For the HarmfulnessRewardModel.
from evals import AbsoluteHarmfulnessPredictor, ConversationBuilder
user_texts = [
"User Request 1",
"User Request 2",
]
assistant_texts = [
"Assistant Response 1",
"Assistant Response 2",
]
setup = "redteam" # or "redteam-osst"
harmfulness_predictor = AbsoluteHarmfulnessPredictor(setup, device="cuda:0")
harmfulness_scores = harmfulness_predictor.predict(user_texts, assistant_texts)
print(harmfulness_scores)
For the OpenAI Evaluator, you will have to set the environment variable OPEN_AI_KEY
and then run:
from evals import ContentModeration
cm = ContentModeration()
scores = cm.content_moderation(assistant_texts)
Script to run Generation
The following script should run with any of our safety datasets.

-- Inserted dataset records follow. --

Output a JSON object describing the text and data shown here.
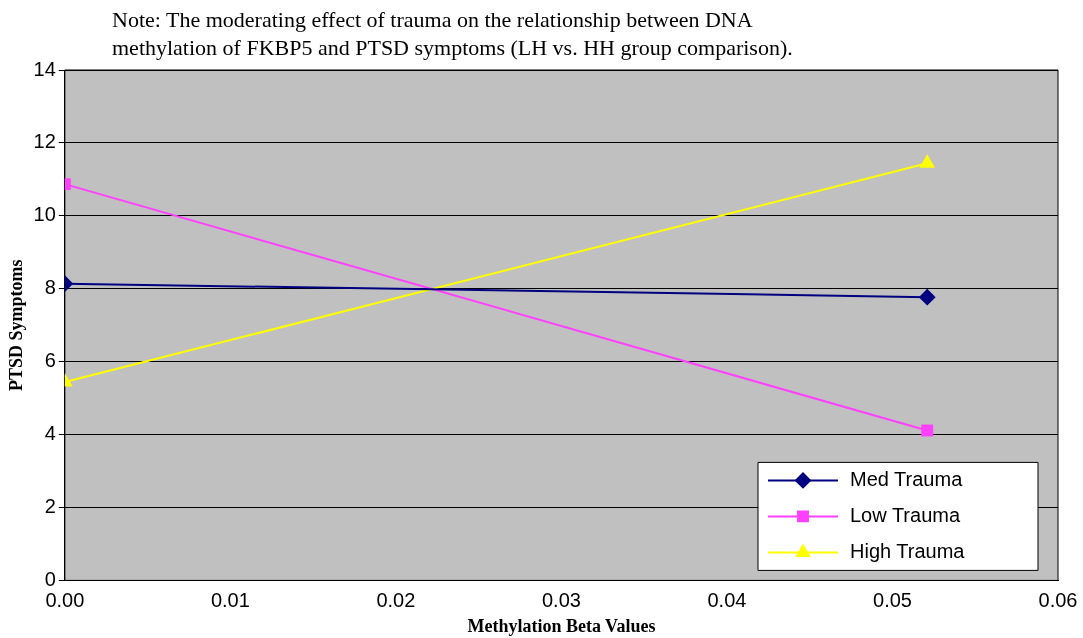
{
  "chart_data": {
    "type": "line",
    "title": "Note: The moderating effect of trauma on the relationship between DNA\nmethylation of FKBP5 and PTSD symptoms (LH vs. HH group comparison).",
    "xlabel": "Methylation Beta Values",
    "ylabel": "PTSD Symptoms",
    "x": [
      0,
      0.0521
    ],
    "series": [
      {
        "name": "Med Trauma",
        "color": "#000080",
        "values": [
          8.14,
          7.77
        ],
        "marker": "diamond"
      },
      {
        "name": "Low Trauma",
        "color": "#ff40ff",
        "values": [
          10.87,
          4.11
        ],
        "marker": "square"
      },
      {
        "name": "High Trauma",
        "color": "#ffff00",
        "values": [
          5.44,
          11.44
        ],
        "marker": "triangle"
      }
    ],
    "xlim": [
      0,
      0.06
    ],
    "xticks": [
      {
        "value": 0,
        "label": "0.00"
      },
      {
        "value": 0.01,
        "label": "0.01"
      },
      {
        "value": 0.02,
        "label": "0.02"
      },
      {
        "value": 0.03,
        "label": "0.03"
      },
      {
        "value": 0.04,
        "label": "0.04"
      },
      {
        "value": 0.05,
        "label": "0.05"
      },
      {
        "value": 0.06,
        "label": "0.06"
      }
    ],
    "ylim": [
      0,
      14
    ],
    "yticks": [
      0,
      2,
      4,
      6,
      8,
      10,
      12,
      14
    ],
    "grid": "y",
    "legend": "bottom right",
    "line_style": "solid"
  }
}
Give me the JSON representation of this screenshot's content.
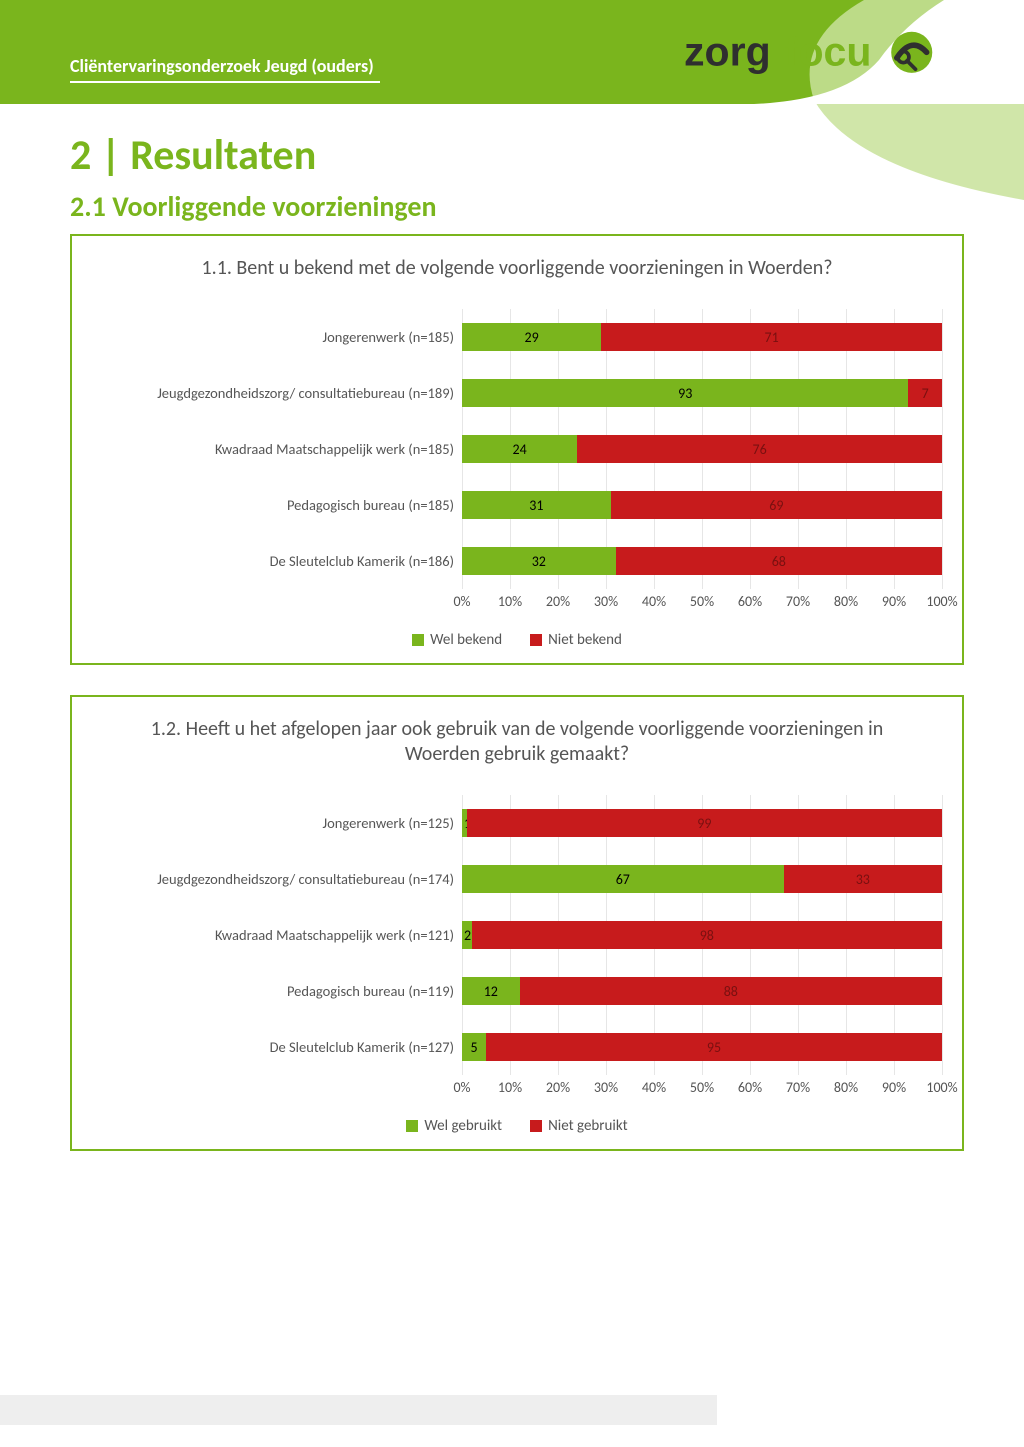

Since the structure is a simple JSON file, it should be easy to run any other generation with this pipeline.
python generation/generate_answers.py \
--prompt_template_path ./configs/alpaca.json \
--input_path ${instructions} \
--output_path ${output_dir} \
--lora_weights ${model} \
--load_8bit
Licensing
-
Code is licensed under the MIT License.
-
Due to the fact that some of the data is GPT-generated and comes from other work, Data is licensed under the Creative Commons Attribution Non Commercial 4.0 License. For SafeText data, also referred as PhysicalSafety in our paper, please refer to [1].
[1] Levy, S., Allaway, E., Subbiah, M., Chilton, L., Patton, D., McKeown, K., & Wang, W. Y. (2022). Safetext: A benchmark for exploring physical safety in language models. EMNLP.